According to Google Analytics, "Multi-domain tracking allows Analytics to view sessions on two associated sites (for example, an ecommerce site and a separate shopping cart site) in one location. single session. "In simple terms, the inter-domain allows you, analytics analyst, business owner, etc.) to view a session of visitors to a website when they navigate from one domain to another in the part of the journey of a single customer, from acquisition point to conversion.
When and how not to implement the interdomain tracking
The implementation of a cross-domain tracking solution is not the solution for misconfigured web sites.We have received requests to fix this problem. "If you go to our site with domain.com, everything is fine, but you get there also with www.domain.com and all is well, but when you browse the site, it sometimes happens that a user gets the www and that it does not. We want cross-domain tracking to correct this problem in our analysis reports. "Our answer is yes, inter-domain monitoring can Contribute, but it is better for your administrator to repair it with a single line in the .htacess file to view the www file. or do not show it every time.
Another favorite query is: "We have a few domainA.com, domainB.com and domainC.com sites and we want to know how many people are navigating between them." a perfect reason to implement cross-domain tracking, but when you dig deeper with the customer and ask him, "Do you have links between your sites?" or "Are the sites linked in a specific way?" and you get the answer "No!", so what they ask for is not cross-domain tracking, but rather a "session assembly" that is much more complex to implement.
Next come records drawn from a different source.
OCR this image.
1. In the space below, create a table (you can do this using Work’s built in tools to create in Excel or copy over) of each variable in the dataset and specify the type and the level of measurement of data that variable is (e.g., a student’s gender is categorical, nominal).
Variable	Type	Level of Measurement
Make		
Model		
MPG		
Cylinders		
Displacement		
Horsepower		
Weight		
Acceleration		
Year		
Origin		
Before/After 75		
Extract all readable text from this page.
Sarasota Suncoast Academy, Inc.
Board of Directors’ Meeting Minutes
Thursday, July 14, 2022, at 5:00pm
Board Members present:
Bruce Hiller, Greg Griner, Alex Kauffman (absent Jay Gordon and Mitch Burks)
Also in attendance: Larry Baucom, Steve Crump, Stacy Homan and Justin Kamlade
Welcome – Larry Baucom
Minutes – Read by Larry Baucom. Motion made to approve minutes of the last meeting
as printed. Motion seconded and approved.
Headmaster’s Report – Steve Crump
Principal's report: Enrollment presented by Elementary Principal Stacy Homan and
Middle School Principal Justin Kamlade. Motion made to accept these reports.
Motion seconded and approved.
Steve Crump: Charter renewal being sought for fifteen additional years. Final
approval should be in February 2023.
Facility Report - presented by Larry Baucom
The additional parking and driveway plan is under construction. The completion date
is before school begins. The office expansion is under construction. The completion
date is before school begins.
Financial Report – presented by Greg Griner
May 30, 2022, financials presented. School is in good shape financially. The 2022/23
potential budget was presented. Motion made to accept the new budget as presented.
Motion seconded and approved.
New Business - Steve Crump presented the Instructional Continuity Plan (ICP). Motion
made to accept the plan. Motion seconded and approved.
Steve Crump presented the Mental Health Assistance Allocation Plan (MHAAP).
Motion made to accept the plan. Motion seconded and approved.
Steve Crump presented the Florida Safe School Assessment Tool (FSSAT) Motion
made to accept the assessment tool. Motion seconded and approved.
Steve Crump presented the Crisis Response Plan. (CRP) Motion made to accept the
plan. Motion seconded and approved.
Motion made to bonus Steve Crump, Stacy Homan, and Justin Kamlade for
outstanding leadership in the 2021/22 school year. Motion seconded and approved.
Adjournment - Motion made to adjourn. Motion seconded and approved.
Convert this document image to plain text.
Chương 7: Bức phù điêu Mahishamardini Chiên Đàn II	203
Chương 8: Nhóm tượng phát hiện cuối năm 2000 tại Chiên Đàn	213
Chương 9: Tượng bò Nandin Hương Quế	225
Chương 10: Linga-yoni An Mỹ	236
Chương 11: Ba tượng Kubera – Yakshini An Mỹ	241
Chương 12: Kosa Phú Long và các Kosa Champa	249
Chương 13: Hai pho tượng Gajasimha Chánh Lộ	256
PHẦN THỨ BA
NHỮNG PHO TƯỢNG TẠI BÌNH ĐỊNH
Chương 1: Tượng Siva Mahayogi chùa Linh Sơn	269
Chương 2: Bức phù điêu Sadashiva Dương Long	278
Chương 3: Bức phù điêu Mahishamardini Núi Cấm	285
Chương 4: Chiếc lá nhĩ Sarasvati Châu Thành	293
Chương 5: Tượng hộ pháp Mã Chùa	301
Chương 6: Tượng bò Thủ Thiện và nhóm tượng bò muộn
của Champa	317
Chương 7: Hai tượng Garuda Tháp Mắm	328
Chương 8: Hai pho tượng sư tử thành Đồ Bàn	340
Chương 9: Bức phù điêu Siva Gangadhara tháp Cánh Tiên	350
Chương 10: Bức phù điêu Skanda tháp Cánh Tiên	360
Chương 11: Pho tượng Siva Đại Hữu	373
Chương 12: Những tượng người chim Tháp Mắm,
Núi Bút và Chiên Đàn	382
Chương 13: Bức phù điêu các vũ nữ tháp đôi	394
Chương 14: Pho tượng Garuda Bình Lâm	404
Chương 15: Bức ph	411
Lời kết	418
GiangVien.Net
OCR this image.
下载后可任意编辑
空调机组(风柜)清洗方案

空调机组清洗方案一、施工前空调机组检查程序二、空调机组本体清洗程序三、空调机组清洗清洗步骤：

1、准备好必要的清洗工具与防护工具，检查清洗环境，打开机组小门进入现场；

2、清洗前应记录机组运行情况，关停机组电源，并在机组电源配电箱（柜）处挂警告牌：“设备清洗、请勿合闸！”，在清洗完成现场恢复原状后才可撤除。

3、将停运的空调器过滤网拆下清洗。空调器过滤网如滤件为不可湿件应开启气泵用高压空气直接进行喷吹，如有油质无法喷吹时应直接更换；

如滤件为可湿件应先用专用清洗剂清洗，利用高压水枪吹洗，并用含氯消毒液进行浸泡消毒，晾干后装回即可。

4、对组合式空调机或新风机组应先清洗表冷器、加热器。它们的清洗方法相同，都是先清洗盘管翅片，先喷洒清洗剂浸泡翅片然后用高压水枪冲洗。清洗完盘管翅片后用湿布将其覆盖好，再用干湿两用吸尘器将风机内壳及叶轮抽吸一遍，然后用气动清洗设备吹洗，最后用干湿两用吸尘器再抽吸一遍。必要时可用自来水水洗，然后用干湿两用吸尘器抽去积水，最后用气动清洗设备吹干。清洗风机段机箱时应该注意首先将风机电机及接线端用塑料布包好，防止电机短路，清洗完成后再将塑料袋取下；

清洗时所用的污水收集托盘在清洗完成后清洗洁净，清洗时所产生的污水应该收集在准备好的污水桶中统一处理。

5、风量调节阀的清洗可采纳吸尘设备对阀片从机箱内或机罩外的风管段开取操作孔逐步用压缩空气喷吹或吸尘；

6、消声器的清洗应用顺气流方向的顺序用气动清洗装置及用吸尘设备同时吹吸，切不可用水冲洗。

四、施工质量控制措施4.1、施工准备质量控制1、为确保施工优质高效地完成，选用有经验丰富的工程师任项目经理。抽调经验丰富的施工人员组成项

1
What is really important for cross-domain tracking, which is to connect the flow of data between related sites. For example, you may have all your marketing destination pages on a subdomain of www1.domain.com and a click on the call to action will take the user to another domain (perhaps to complete a form) (for example, ecommerce.domain.com) and once they have completed this task, they are then returned to your public site of www.domain.com with opportunities to additional conversion. In this customer journey, a visitor was meeting three domains, and as a business owner, you need to know which ads were converting, and if you ran A / B tests on landing pages and landing pages. generate conversions. This is the ideal scenario for implementing cross-domain tracking.
Maybe you have operated several domains to support a common target audience (each specializing in different services) that are related to each other and whose services are promoted. Again, this is a perfect reason to implement interdomain tracking as part of a summary analytic report.
End-User Cross-Domain Tracking
If your organization operates multiple unrelated websites, you can create custom reports and use the attribution model and reports. multichannel to see if a user has visited the associated websites (including sites) before converting to the last one. This last option can be extremely difficult to implement, expensive and have holes that could limit the reliability of the data. However, for some people, a bit of data is better than no data at all.
Finally, talk to your analytics provider and make sure that the need for multi-domain tracking is really in line with your company's measurement plan. Then and only then will it be worth the investment of time and money to implement it.
The opinions expressed in this article are those of the invited author and not necessarily those of Marketing Land. Associated authors are listed here .
About the Author
Alan K & Necht, Independent Consultant in SEO & Social and Social Data Analysis, Public Speaker , award-winning author and business trainer (SEO marketing media and digital analysis).